DAVID Bemand was six years old when his father Eric was lost at sea and declared "missing, presumed dead".

Now aged 46, David is planning a poignant act of closure on a tragedy that devastated his Herefordshire family.

In June, at the 40th anniversary of his father's departure from Newquay on the Welsh coast, he will set off on a similar voyage from the same harbour - a 1,200 mile round trip to A Coruña in north-west Spain.

Eric, Leominster's radio and TV engineer and a stalwart of the town's Rotary Club, was a keen yachtsman who loved to live life with a dash of adventure and risk.

He had sailed to Norway, Ireland and other destinations and had big ambitions. He wanted to sail around the globe "the wrong way" and was planning to enter the Observer Single Handed Transatlantic Yacht Race.

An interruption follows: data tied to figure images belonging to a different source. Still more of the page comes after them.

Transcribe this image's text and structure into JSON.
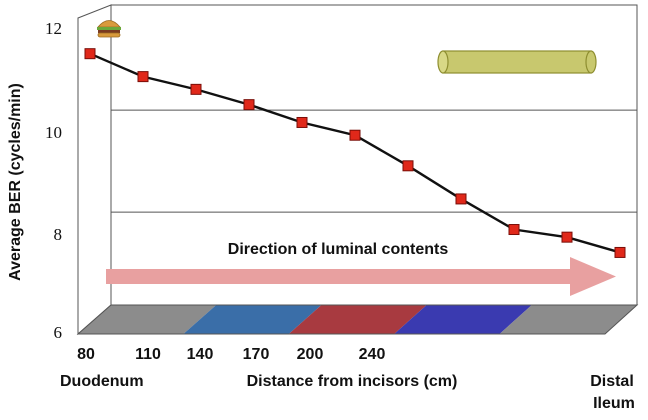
{
  "chart_data": {
    "type": "line",
    "ylabel": "Average BER (cycles/min)",
    "xlabel": "Distance from incisors (cm)",
    "x_ticks": [
      "80",
      "110",
      "140",
      "170",
      "200",
      "240"
    ],
    "y_ticks": [
      "6",
      "8",
      "10",
      "12"
    ],
    "ylim": [
      6,
      12.2
    ],
    "series": [
      {
        "values": [
          11.5,
          11.05,
          10.8,
          10.5,
          10.15,
          9.9,
          9.3,
          8.65,
          8.05,
          7.9,
          7.6
        ],
        "color": "#111111",
        "marker_color": "#e0281a"
      }
    ],
    "annotations": {
      "arrow_text": "Direction of luminal contents",
      "arrow_color": "#e8a0a0",
      "left_end_label": "Duodenum",
      "right_end_label_line1": "Distal",
      "right_end_label_line2": "Ileum",
      "meal_icon": "burger-icon",
      "tube_icon": "cylinder-icon"
    },
    "floor_segment_colors": [
      "#8c8c8c",
      "#3a6ea8",
      "#a83a40",
      "#3a3ab0",
      "#8c8c8c"
    ],
    "grid": true
  }
}
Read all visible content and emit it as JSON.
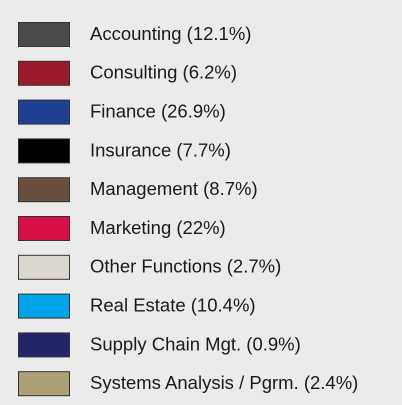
{
  "legend": {
    "items": [
      {
        "label": "Accounting (12.1%)",
        "color": "#4a4a4c"
      },
      {
        "label": "Consulting (6.2%)",
        "color": "#9b1b2c"
      },
      {
        "label": "Finance (26.9%)",
        "color": "#1f3f94"
      },
      {
        "label": "Insurance (7.7%)",
        "color": "#000000"
      },
      {
        "label": "Management (8.7%)",
        "color": "#6b4f3e"
      },
      {
        "label": "Marketing (22%)",
        "color": "#d81248"
      },
      {
        "label": "Other Functions (2.7%)",
        "color": "#dcd8d0"
      },
      {
        "label": "Real Estate (10.4%)",
        "color": "#00a3e8"
      },
      {
        "label": "Supply Chain Mgt. (0.9%)",
        "color": "#24246b"
      },
      {
        "label": "Systems Analysis / Pgrm. (2.4%)",
        "color": "#ad9f75"
      }
    ]
  }
}
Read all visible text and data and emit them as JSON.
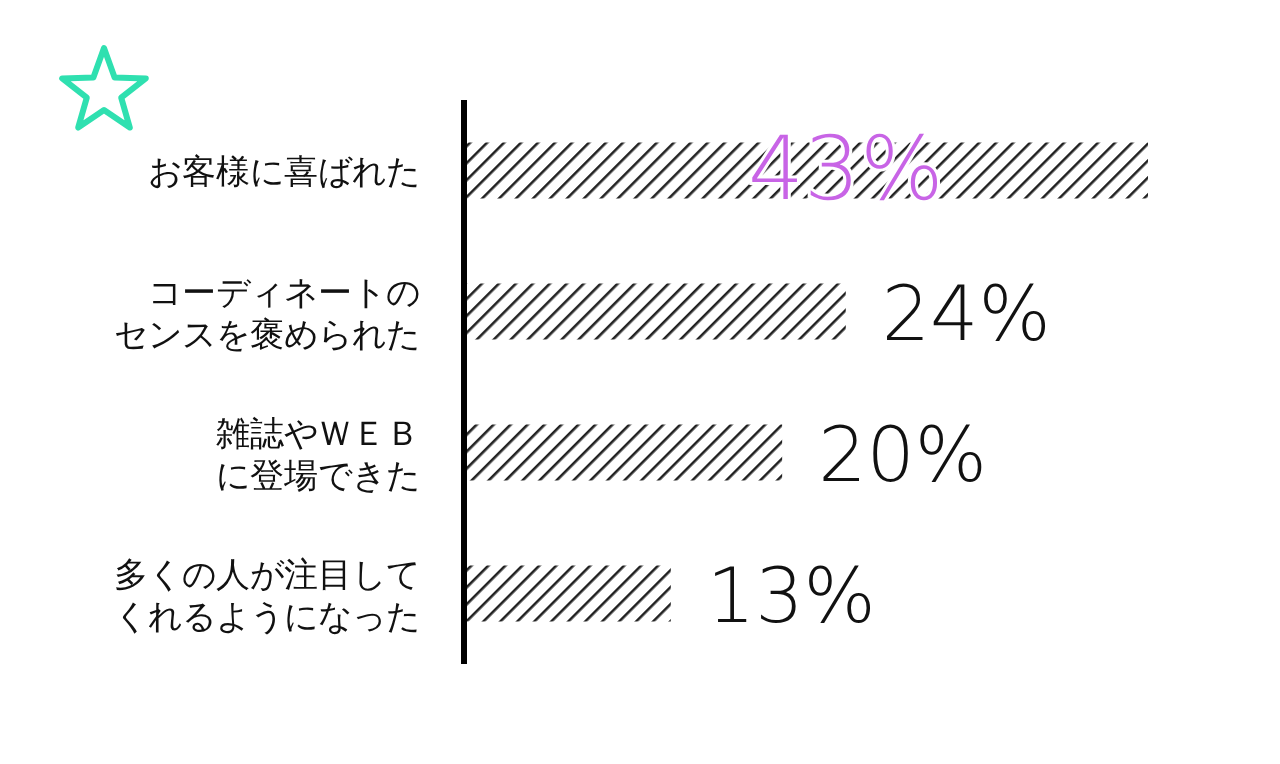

To qualify, entrants had to sail their craft single-handedly on a voyage of 500 miles or more.

"Typically, Dad decided to make a round trip of it," said David, of Luston. "He planned the 1,200 mile journey to and from Spain with the expectation he would be away for about three weeks including 20 days at sea."

Somewhere in the often treacherous Bay of Biscay the lone yachtsman and his 23-ft home made craft, the Sea Ranger, came to grief.

What happened remains a mystery.

No trace of the 54-year-old man and his yacht was ever found, despite a search by the French navy. Eric Bemand left a widow and three sons.

"I was very close to my father and I get a lump in my throat when I think back to that summer - it still upsets me," said David, who runs a business developing hi-tech tracking devices.

"This trip is as much about me as about Dad. I've always felt there was something missing.

"We had no funeral or memorial service and setting out to do the trip he planned to do will, I hope, bring some sort of closure."

David's wife Michelle and their daughters Millie, 10, Jessica, eight and Erica, three, don't want Dad to do the trip.

But David, who plans to raise money for a local charity, can only reassure his family he will be safe with modern navigation and communications equipment unknown in his father's day.

And he won't be alone - he is looking for a sailing partner.

He knows he will receive a warm welcome at Newquay where the yacht club runs a trophy race every June in his father's memory.

One of David's most treasured possessions is a chrome-plated rotor, a yachting speedometer, which the club presented to Eric Bemand in 1964 for "best long-distance cruising of the year."